Lightning-AI / pytorch-lightning

Pretrain, finetune ANY AI model of ANY size on multiple GPUs, TPUs with zero code changes.
https://lightning.ai
Apache License 2.0
28.37k stars 3.38k forks source link

ModelCheckpoint() callback don not save any checkpoint #17877

Closed zxyl1003 closed 1 year ago

zxyl1003 commented 1 year ago

Bug description

Calling trainer.test() after calling trainer.fit() to train the model raises an error:

ValueError: `.test(ckpt_path="best")` is set but `ModelCheckpoint` is not configured to save the best model.

I checked the file and found that ModelCheckpoint() did not create the specified folder and did not save any checkpoints. And other callbacks and logger are working fine. I am confused why this is

What version are you seeing the problem on?

v2.0

How to reproduce the bug

import argparse
from typing import Union

import torch
from lightning.pytorch import Trainer
from lightning.pytorch import seed_everything
from lightning.pytorch.callbacks import ModelCheckpoint, TQDMProgressBar, LearningRateMonitor
from lightning.pytorch.loggers import CSVLogger

from data_script import DInterface
from models import SrInterface, SegInterface

def main(args):
    seed_everything(args.seed)
    torch.set_float32_matmul_precision("high")
    # 修改保存时的模型名
    args.save_model_name = args.model_name
    # 数据模块和模型训练模块
    data_module = DInterface(**vars(args))
    model = SrInterface(**vars(args)) if args.task_type == "sr" else SegInterface(**vars(args))
    # logger and callbacks
    logger = CSVLogger(save_dir=args.log_dir, name=args.save_model_name)
    ckpt_fn = "best-{epoch}-{val_psnr:.4f}-{val_ssim:.4f}" if args.task_type == "sr" else "best-{epoch}-{val_acc:.4f}"
    monitor_index = "val_psnr" if args.task_type == "sr" else "val_acc"
    callbacks = [ModelCheckpoint(monitor=monitor_index,
                                 dirpath=args.checkpoint_dir + "/" + args.save_model_name,
                                 filename=ckpt_fn,
                                 save_top_k=1,
                                 mode="max",
                                 save_last=True),
                 TQDMProgressBar(refresh_rate=1),
                 LearningRateMonitor(logging_interval="epoch")]

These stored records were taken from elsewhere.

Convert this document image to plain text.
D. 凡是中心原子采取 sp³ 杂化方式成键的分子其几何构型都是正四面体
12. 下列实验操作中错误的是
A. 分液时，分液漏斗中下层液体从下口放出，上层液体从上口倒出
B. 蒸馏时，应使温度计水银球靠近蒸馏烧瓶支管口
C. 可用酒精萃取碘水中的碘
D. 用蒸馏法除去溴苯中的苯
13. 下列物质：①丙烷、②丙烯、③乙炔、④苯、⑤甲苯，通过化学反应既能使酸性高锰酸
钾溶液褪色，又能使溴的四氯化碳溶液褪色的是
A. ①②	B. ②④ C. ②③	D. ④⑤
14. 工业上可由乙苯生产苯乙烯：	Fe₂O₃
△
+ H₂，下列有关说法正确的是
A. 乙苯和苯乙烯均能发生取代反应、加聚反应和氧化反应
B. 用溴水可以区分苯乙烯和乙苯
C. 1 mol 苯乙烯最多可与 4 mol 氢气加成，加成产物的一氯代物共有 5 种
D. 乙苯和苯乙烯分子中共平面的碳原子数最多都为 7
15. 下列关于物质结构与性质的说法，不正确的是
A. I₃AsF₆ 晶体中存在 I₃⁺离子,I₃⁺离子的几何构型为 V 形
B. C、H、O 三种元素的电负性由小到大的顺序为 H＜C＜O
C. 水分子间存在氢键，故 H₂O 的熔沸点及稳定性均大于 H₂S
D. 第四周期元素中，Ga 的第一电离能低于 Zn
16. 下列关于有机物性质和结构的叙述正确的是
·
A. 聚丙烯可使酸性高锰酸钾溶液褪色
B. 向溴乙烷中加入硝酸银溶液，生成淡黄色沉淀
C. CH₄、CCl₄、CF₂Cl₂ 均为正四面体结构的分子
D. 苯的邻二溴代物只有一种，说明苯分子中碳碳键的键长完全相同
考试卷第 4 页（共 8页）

    trainer = Trainer(logger=logger,
                      callbacks=callbacks,
                      accelerator="gpu",
                      max_epochs=1,
                      fast_dev_run=False,
                      precision=args.precision,
                      log_every_n_steps=args.flush_logs_every_n_steps)
    trainer.fit(model, data_module, ckpt_path="last" if args.resume_from_ckpt else None)
    trainer.test(model, data_module, ckpt_path="best")
    trainer.predict(model, data_module, ckpt_path="best")

Error messages and logs

`Trainer.fit` stopped: `max_epochs=1` reached.
Traceback (most recent call last):
  File "F:\Python\mycode\CropedSR\main.py", line 166, in <module>
    main(args)
  File "F:\Python\mycode\CropedSR\main.py", line 43, in main
    trainer.test(model, data_module, ckpt_path="best")
  File "D:\miniconda3\envs\torch2lighting\lib\site-packages\lightning\pytorch\trainer\trainer.py", line 706, in test
    return call._call_and_handle_interrupt(
  File "D:\miniconda3\envs\torch2lighting\lib\site-packages\lightning\pytorch\trainer\call.py", line 44, in _call_and_handle_interrupt
    return trainer_fn(*args, **kwargs)
  File "D:\miniconda3\envs\torch2lighting\lib\site-packages\lightning\pytorch\trainer\trainer.py", line 746, in _test_impl
    ckpt_path = self._checkpoint_connector._select_ckpt_path(
  File "D:\miniconda3\envs\torch2lighting\lib\site-packages\lightning\pytorch\trainer\connectors\checkpoint_connector.py", line 107, in _select_ckpt_path
    ckpt_path = self._parse_ckpt_path(
  File "D:\miniconda3\envs\torch2lighting\lib\site-packages\lightning\pytorch\trainer\connectors\checkpoint_connector.py", line 174, in _parse_ckpt_path
    raise ValueError(
ValueError: `.test(ckpt_path="best")` is set but `ModelCheckpoint` is not configured to save the best model.

Environment

Current environment ``` #- Lightning Component: Trainer, LightningModule #- PyTorch Lightning Version: 2.0.0 #- PyTorch Version: 2.0.0+cu117 #- Python version: 3.10 #- OS: Windows #- CUDA/cuDNN version: cu117 #- GPU models and configuration: rtx 3060 6g #- How you installed Lightning(`conda`, `pip`, source): pip ```

More info

No response

pcwanan commented 8 months ago

i get the same error, how to solve it?